The else section takes the arctan of the ratio of the 2 absolute coordinates, giving an angle 1-89 degrees above the positive x axis.  The next step is the truncation bit we talked about earlier:


var rem = tmp_angle % 45;
if(Math.floor(rem/22) < 1)
{
     tmp_angle -= rem;
}else{
     tmp_angle += (45-rem);
}


It takes the remainder of the angle retrieved in the else and rounds it to the nearest multiple of 45.  So now we have an angle of 0, 45 or 90.  Obviously there are 5 other possibile angles which aren't represented, so we need to take our answer out of the 1st quadrant and translate it to the correct one.


     //var switch_var;
     switch_var = 0;
     if(x>0){ switch_var+=1;}
     if(y>0){ switch_var+=2;}
     switch(switch_var)
     {
      case 0:          //quadrant 2
           angle = 90 + tmp_angle;
           break;
      case 1:          //quadrant 1
           angle = 0 +  tmp_angle;
           break;
      case 2:          //quadrant 3
           angle = 180 +  tmp_angle;
           break;
      case 3:          //quadrant 4
           angle = 270 + tmp_angle;
           break;
     }
    }
    return angle;

Ah switch case manipulation, how I love it.  Switch cases are in the same camp as for loops in the school of constructs created to quickly perform a simple common operation that can be subtly reworked if you know what you're doing, and made to perform a more complex, but fundamentally similar operation.  This isn't too much of a hack, but it does demonstrate creative use of the switch variable. 

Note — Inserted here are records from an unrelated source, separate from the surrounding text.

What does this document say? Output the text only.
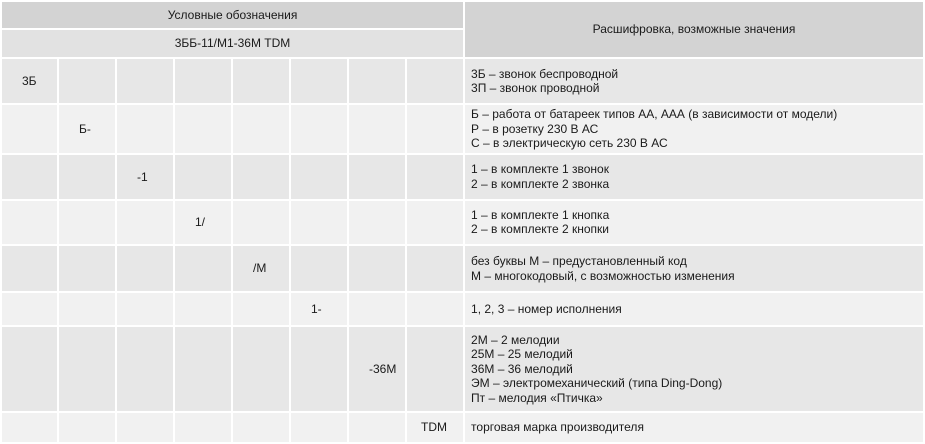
Условные обозначения								Расшифровка, возможные значения
3ББ-11/М1-36М TDM								
3Б								3Б – звонок беспроводной
3П – звонок проводной

	Б-							Б – работа от батареек типов АА, ААА (в зависимости от модели)
Р – в розетку 230 В АС
С – в электрическую сеть 230 В АС

		-1						1 – в комплекте 1 звонок
2 – в комплекте 2 звонка

			1/					1 – в комплекте 1 кнопка
2 – в комплекте 2 кнопки

				/М				без буквы М – предустановленный код
М – многокодовый, с возможностью изменения

					1-			1, 2, 3 – номер исполнения

						-36М		2М – 2 мелодии
25М – 25 мелодий
36М – 36 мелодий
ЭМ – электромеханический (типа Ding-Dong)
Пт – мелодия «Птичка»

							TDM	торговая марка производителя
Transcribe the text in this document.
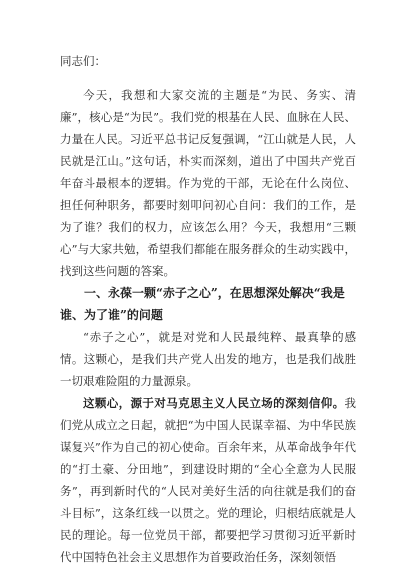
同志们：

今天，我想和大家交流的主题是“为民、务实、清廉”，核心是“为民”。我们党的根基在人民、血脉在人民、力量在人民。习近平总书记反复强调，“江山就是人民，人民就是江山。”这句话，朴实而深刻，道出了中国共产党百年奋斗最根本的逻辑。作为党的干部，无论在什么岗位、担任何种职务，都要时刻叩问初心自问：我们的工作，是为了谁？我们的权力，应该怎么用？今天，我想用“三颗心”与大家共勉，希望我们都能在服务群众的生动实践中，找到这些问题的答案。

一、永葆一颗“赤子之心”，在思想深处解决“我是谁、为了谁”的问题

“赤子之心”，就是对党和人民最纯粹、最真挚的感情。这颗心，是我们共产党人出发的地方，也是我们战胜一切艰难险阻的力量源泉。

这颗心，源于对马克思主义人民立场的深刻信仰。我们党从成立之日起，就把“为中国人民谋幸福、为中华民族谋复兴”作为自己的初心使命。百余年来，从革命战争年代的“打土豪、分田地”，到建设时期的“全心全意为人民服务”，再到新时代的“人民对美好生活的向往就是我们的奋斗目标”，这条红线一以贯之。党的理论，归根结底就是人民的理论。每一位党员干部，都要把学习贯彻习近平新时代中国特色社会主义思想作为首要政治任务，深刻领悟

First let me stress that this is done for screen coordinates rather than normal coordinates, so positive y is down.  So we once again start by checking the x and y coordinates against 0.  We can think of our 4 quadrants as hypercube in 2 dimensions.  I'm using x as the bit 0 value and y for the bit 1.  In an integer, these correspond to adding 1 and adding 2 respectively.  This creates a number between 0 and 3 that will correspond to the quadrant.  In each quadrant, we assign angle to be the tmp_angle is between angle and the x-axis.

And then we're done.  So the function isn't amazing or super insightful or even as general as it could be,  but it is useful and it has prompted me to start a pseudocode list for UVic Gamdev of useful functions like this one that can be dropped into any program and modified to fit the language.

Well I hope you find this useful random reader, and don't be afraid to tell me how I could make it better, or how much it sucks, or how it was the missing piece that made your most difficult problem suddenly go away.  I'm not realistically expecting that last one, but hey, a guy can dream.